While talking to Kat, one of Foretell’s psychics last week, she started telling me that she thought I had been Napoleon Bonaparte in a previous life. This was big news to me and I had a hard time believing it. Many times it is common for people to go into denial about past lives or other traumatic events they have been through.
Nevertheless, I told myself that I should just proceed “as if” Kat was right, just in case she was. So I started doing my usual affirmation to clear past lives. After a while, several things came up and eventually I started to realize that I could actually have been Napoleon. And I have to say, even now, that it’s still hard to believe.
For one thing, I have always HATED losing, (which I believe was one of Napoleon’s key character traits). When I was a teenager, I tried to play chess once with a kid I knew in school. He was very smart and very cocky and he loved to humiliate people. When he laughed at me when he started to beat me in chess (which didn’t take long), I just swept my forearm across the chess board, clearing off all the pieces. That was the end of my interest in chess for a long, long time.
It took me probably 40 more years before I decided to actually try to learn chess again. That was a few years ago. I thought if I managed to become a better chess player that might help offset that traumatic memory from my childhood. I managed to learn some things about chess with a lot of effort, and had a few wins. Then things started to go bad again and I just stuck to tactical puzzles for a while.
After another humiliating defeat from an acquaintance several months ago, I finally got up the nerve to try again. I finally managed to beat a very good computer chess program on the first shot (after reversing some mistakes). I couldn’t help but laugh hysterically because I had beaten this program, then swore furiously at the game’s maker afterward. (But not in French.) Sound like Napoleon?
After some thought, I realized that I had had a few other related past lives that could have brought me to the point where I could actually have been Napoleon.
For one, there was my past life in Ancient Rome where I had the rank of a general, and indeed commanded armies in battle, but basically refused all the trappings and recognition that went with the rank of general. I was very successful in battle in that life. In that life, I did not consider killing other people something to be rewarded or praised for, even though it needed to be done.

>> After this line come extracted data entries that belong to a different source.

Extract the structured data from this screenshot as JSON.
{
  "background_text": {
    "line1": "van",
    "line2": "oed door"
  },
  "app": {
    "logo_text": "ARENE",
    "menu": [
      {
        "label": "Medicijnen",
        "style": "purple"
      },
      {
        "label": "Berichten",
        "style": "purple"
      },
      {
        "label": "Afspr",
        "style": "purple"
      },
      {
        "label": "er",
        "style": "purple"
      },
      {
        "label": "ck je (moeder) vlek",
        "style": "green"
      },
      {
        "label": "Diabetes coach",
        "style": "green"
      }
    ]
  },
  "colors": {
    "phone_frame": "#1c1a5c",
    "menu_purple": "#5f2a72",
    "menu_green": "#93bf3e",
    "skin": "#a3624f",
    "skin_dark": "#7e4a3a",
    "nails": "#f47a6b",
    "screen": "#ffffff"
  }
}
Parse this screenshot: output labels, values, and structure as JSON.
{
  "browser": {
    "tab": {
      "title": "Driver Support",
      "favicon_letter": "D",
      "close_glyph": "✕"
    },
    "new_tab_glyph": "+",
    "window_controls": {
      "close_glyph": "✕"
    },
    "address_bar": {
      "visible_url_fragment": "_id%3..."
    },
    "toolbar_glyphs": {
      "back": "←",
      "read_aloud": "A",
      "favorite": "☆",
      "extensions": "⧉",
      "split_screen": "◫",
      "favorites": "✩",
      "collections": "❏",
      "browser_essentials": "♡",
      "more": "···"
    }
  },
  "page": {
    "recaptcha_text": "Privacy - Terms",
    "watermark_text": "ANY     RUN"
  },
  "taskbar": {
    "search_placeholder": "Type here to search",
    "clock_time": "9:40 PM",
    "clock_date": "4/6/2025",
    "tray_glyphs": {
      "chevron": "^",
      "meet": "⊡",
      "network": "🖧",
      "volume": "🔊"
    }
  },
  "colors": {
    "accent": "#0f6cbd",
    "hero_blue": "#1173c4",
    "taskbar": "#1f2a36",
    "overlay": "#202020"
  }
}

And incidentally, that’s the first thing that came to me in trying to remember being Napoleon: “I did what had to be done.” Other things that came to me about Napoleon were how much I loved the Army and that I felt at home on the battlefield. It was like my office. And how where I work now reminds me of the island I was imprisoned on after I abdicated the throne. My first impulse was to expect an attack of thousands of soldiers and occasionally I found myself wondering how I would defend that place. These things are called past life bleed-throughs and serve as further confirmation.
Other significant past lives I’ve had involving the military (prior to the time of Napoleon) were serving under William Wallace in Scotland and serving in the army of Vlad the Impaler for 20 years. These three past lives suggest that I could have had the experience and success in battle that would have been required to become a man of Napoleon’s stature.
In reading about Napoleon, it seems that he favored wearing a uniform that was not as flamboyant or ostentatious as the other officers of his rank. This fits with how I feel now. I never wanted to be in charge of anything and I always laugh when it is suggested to me that other people are using me or my work as an example.
I thought reading up on Napoleon’s last battle, Waterloo, would help to bring up some more things for me from that life. Why didn’t I win? Apparently I overlooked some very important things, and trusted the wrong people. In retrospect, we would have lost in the long run even if we had won at Waterloo. It was just a matter of time. We didn’t have the resources to beat an ever-growing coalition.